The perimeter and the diagonal of a rectangle are 18m and 5m respectively. Find its area.

2. Hello, magentarita!

Is there a typo in the problem?
As stated, it has no solution.

The perimeter and the diagonal of a rectangle are 14m and 5m respectively.
Find its area.
Code:
      * - - - - - *
|        *  |
|     *5    | W
|  *        |
* - - - - - *
L

The perimeter is 14: . $2L + 2W = 14 \quad\Rightarrow\quad L + W \:=\:7$ .[1]

The diagonal is 5: . $L^2 + W^2 \:=\:5^2$ .[2] . . . (Pythagorus)

From [1], we have: . $W \:=\:7-L$

Substitute into [2]: . $L^2 + (7-L)^2 \:=\:25 \quad\Rightarrow\quad l^2-7L + 12 :=\:0$

Factor: . $(L-3)(L-4) \:=\:0 \quad\Rightarrow\quad L \;=\;3,\:4 \quad\Rightarrow\quad W \;=\;4,\:3$

The area is: . $3 \times 4 \:=\:12\text{ m}^2$

3. I got..........

Originally Posted by Soroban
Hello, magentarita!

Is there a typo in the problem?
As stated, it has no solution.

Code:
      * - - - - - *
|        *  |
|     *5    | W
|  *        |
* - - - - - *
L
The perimeter is 14: . $2L + 2W = 14 \quad\Rightarrow\quad L + W \:=\:7$ .[1]

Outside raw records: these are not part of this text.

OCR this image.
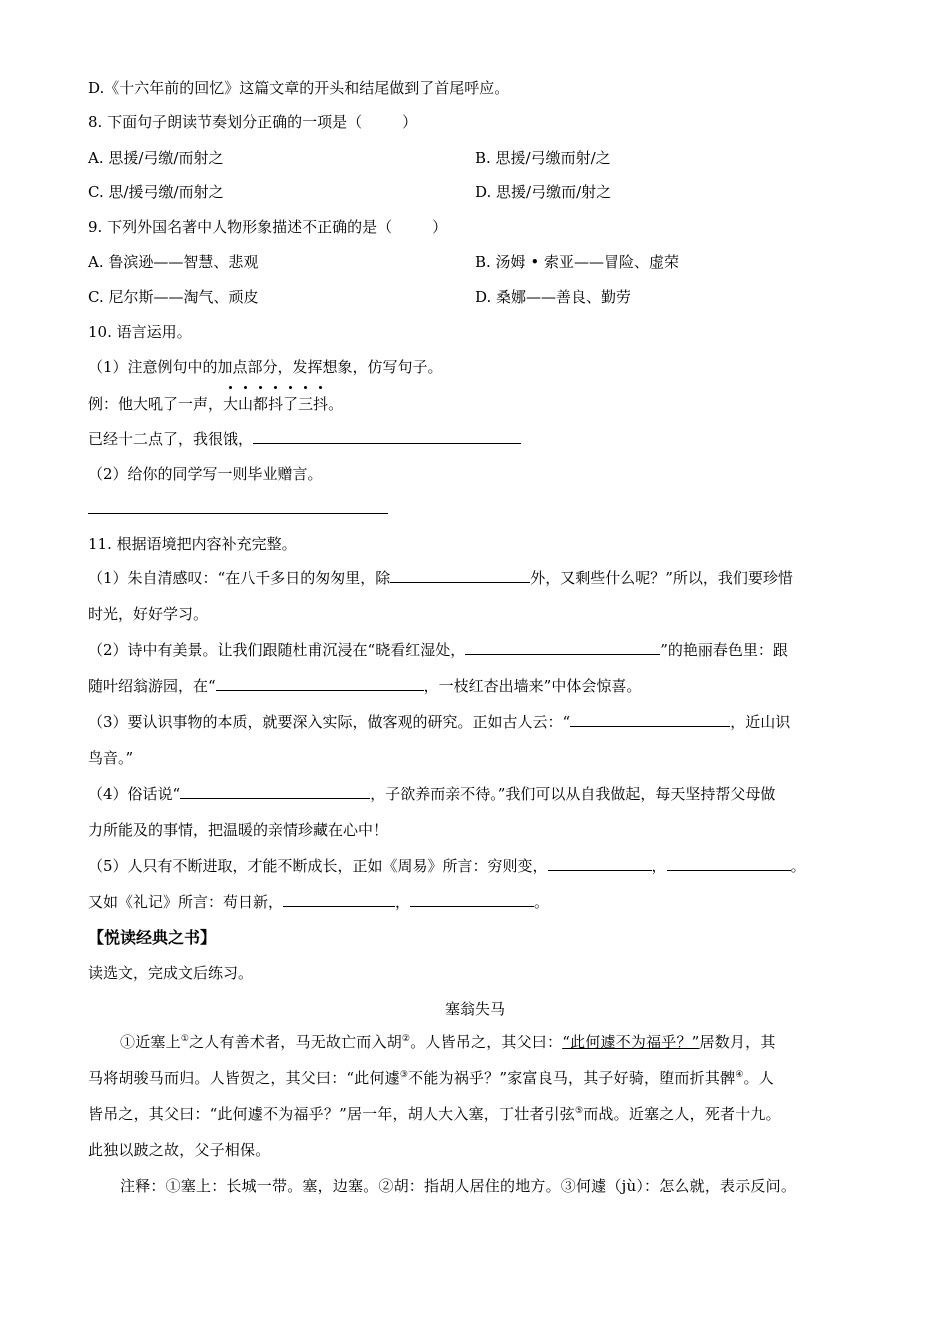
D.《十六年前的回忆》这篇文章的开头和结尾做到了首尾呼应。
8. 下面句子朗读节奏划分正确的一项是（	）
A. 思援/弓缴/而射之	B. 思援/弓缴而射/之
C. 思/援弓缴/而射之	D. 思援/弓缴而/射之
9. 下列外国名著中人物形象描述不正确的是（	）
A. 鲁滨逊——智慧、悲观	B. 汤姆 • 索亚——冒险、虚荣
C. 尼尔斯——淘气、顽皮	D. 桑娜——善良、勤劳
10. 语言运用。
（1）注意例句中的加点部分，发挥想象，仿写句子。
例：他大吼了一声，
大
山
都
抖
了
三
抖。
已经十二点了，我很饿，
（2）给你的同学写一则毕业赠言。
11. 根据语境把内容补充完整。
（1）朱自清感叹：“在八千多日的匆匆里，除	外，又剩些什么呢？”所以，我们要珍惜
时光，好好学习。
（2）诗中有美景。让我们跟随杜甫沉浸在“晓看红湿处，	”的艳丽春色里：跟
随叶绍翁游园，在“	，一枝红杏出墙来”中体会惊喜。
（3）要认识事物的本质，就要深入实际，做客观的研究。正如古人云：“	，近山识
鸟音。”
（4）俗话说“	，子欲养而亲不待。”我们可以从自我做起，每天坚持帮父母做
力所能及的事情，把温暖的亲情珍藏在心中！
（5）人只有不断进取，才能不断成长，正如《周易》所言：穷则变，	，	。
又如《礼记》所言：苟日新，	，	。
【悦读经典之书】
读选文，完成文后练习。
塞翁失马
①近塞上①之人有善术者，马无故亡而入胡②。人皆吊之，其父曰：“此何遽不为福乎？”居数月，其
马将胡骏马而归。人皆贺之，其父曰：“此何遽③不能为祸乎？”家富良马，其子好骑，堕而折其髀④。人
皆吊之，其父曰：“此何遽不为福乎？”居一年，胡人大入塞，丁壮者引弦⑤而战。近塞之人，死者十九。
此独以跛之故，父子相保。
注释：①塞上：长城一带。塞，边塞。②胡：指胡人居住的地方。③何遽（jù）：怎么就，表示反问。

The diagonal is 5: . $L^2 + W^2 \:=\:5^2$ .[2] . . . (Pythagorus)

From [1], we have: . $W \:=\:7-L$

Substitute into [2]: . $L^2 + (7-L)^2 \:=\:25 \quad\Rightarrow\quad l^2-7L + 12 :=\:0$

Factor: . $(L-3)(L-4) \:=\:0 \quad\Rightarrow\quad L \;=\;3,\:4 \quad\Rightarrow\quad W \;=\;4,\:3$

The area is: . $3 \times 4 \:=\:12\text{ m}^2$
I understood the fact that the diagonal is 5m and that length and width both equal x but got stuck after that.